Laura and Brandon Parrish estimated their dental training debts at $300,000 each.
Perhaps the most daunting challenge, McCamish said, “comes from corporate dentistry, with its demand to do more with less.” Corporate dentistry refers to clinics, often located in malls or shopping centers, owned by chains rather than dentists who provide the care.
Nevertheless, dentistry continues to rank at or near the top of professions in studies like one done in 2015 by U.S. World and News Report, McCamish noted. That study said dentists “deftly balance patient care with turning profit,” while earning a median salary of $146,000 annually and enjoying a favorable stress level and work-life balance.
It also cites the U.S. Bureau of Labor Statistics, which indicates the number of dental jobs available is expected to grow by almost 16 percent by 2022.

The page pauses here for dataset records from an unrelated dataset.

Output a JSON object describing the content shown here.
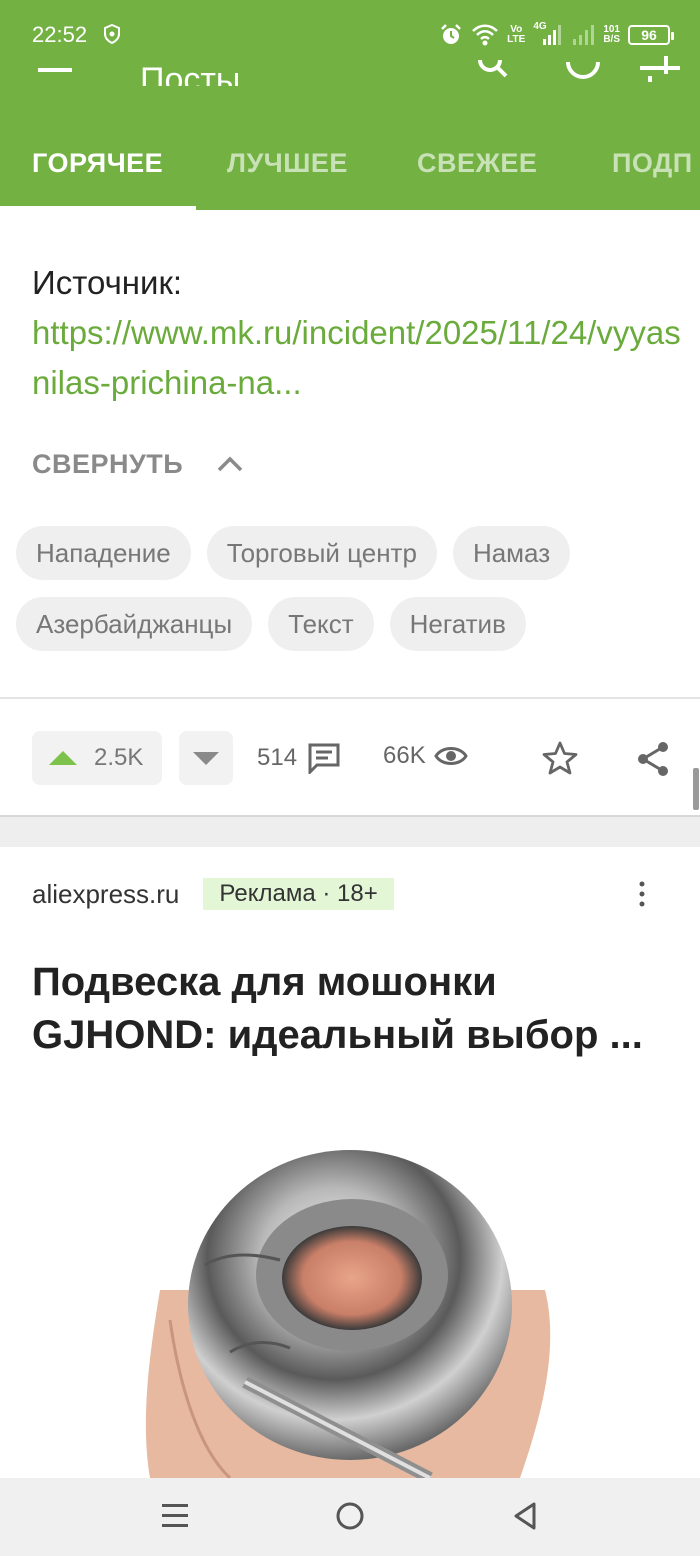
{
  "status_bar": {
    "time": "22:52",
    "network_top": "Vo",
    "network_bottom": "LTE",
    "net_type": "4G",
    "speed_top": "101",
    "speed_bottom": "B/S",
    "battery": "96"
  },
  "toolbar": {
    "title": "Посты",
    "icons": [
      "menu-icon",
      "search-icon",
      "refresh-icon",
      "filter-icon"
    ]
  },
  "tabs": [
    {
      "label": "ГОРЯЧЕЕ",
      "active": true
    },
    {
      "label": "ЛУЧШЕЕ",
      "active": false
    },
    {
      "label": "СВЕЖЕЕ",
      "active": false
    },
    {
      "label": "ПОДП",
      "active": false
    }
  ],
  "post": {
    "source_label": "Источник:",
    "source_link": "https://www.mk.ru/incident/2025/11/24/vyyasnilas-prichina-na...",
    "collapse_label": "СВЕРНУТЬ",
    "tags_row1": [
      "Нападение",
      "Торговый центр",
      "Намаз"
    ],
    "tags_row2": [
      "Азербайджанцы",
      "Текст",
      "Негатив"
    ],
    "rating_up": "2.5K",
    "comments_count": "514",
    "views_count": "66K"
  },
  "ad": {
    "source": "aliexpress.ru",
    "badge": "Реклама · 18+",
    "title": "Подвеска для мошонки GJHOND: идеальный выбор ..."
  },
  "colors": {
    "brand_green": "#72b142",
    "link_green": "#6aab3c",
    "vote_up_green": "#7dc24b",
    "ad_badge_bg": "#e3f7d6"
  }
}
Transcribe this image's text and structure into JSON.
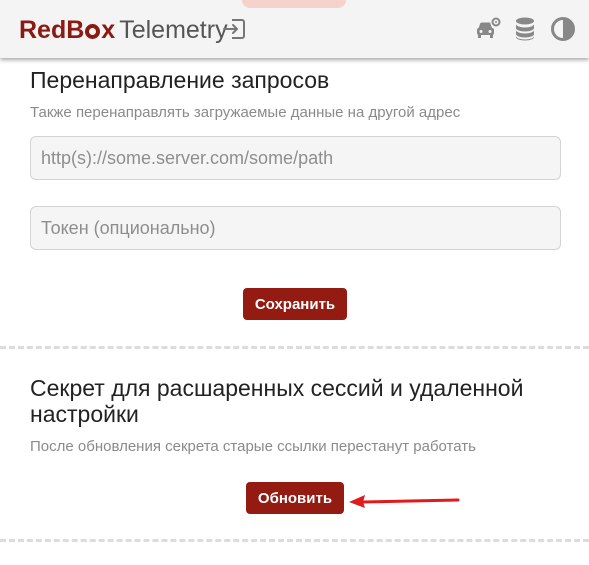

Brandon Parrish said the best way to thrive despite competition is to provide quality work at a fair price.
“Much of our business is based on referrals from other dentists or satisfied patients,” he said, “and we intend to keep those referrals coming.”
While the Parrishes are focused on their practice, they also make time for their two sons, Noah, 4, and Ty, 2.
“For the last six years,” Laura Parrish said, “I’ve been working two days a week so I can spend as much time with them as possible and still work in the career I love. We’re also lucky to have Brandon’s parents in town, who help out when I do work.”
Asked about the possibility of their boys becoming orthodontists, Laura Parrish replied, “We’d love that. It would mean we could work with them some day. We just want them to find something they’re passionate about – no matter what.”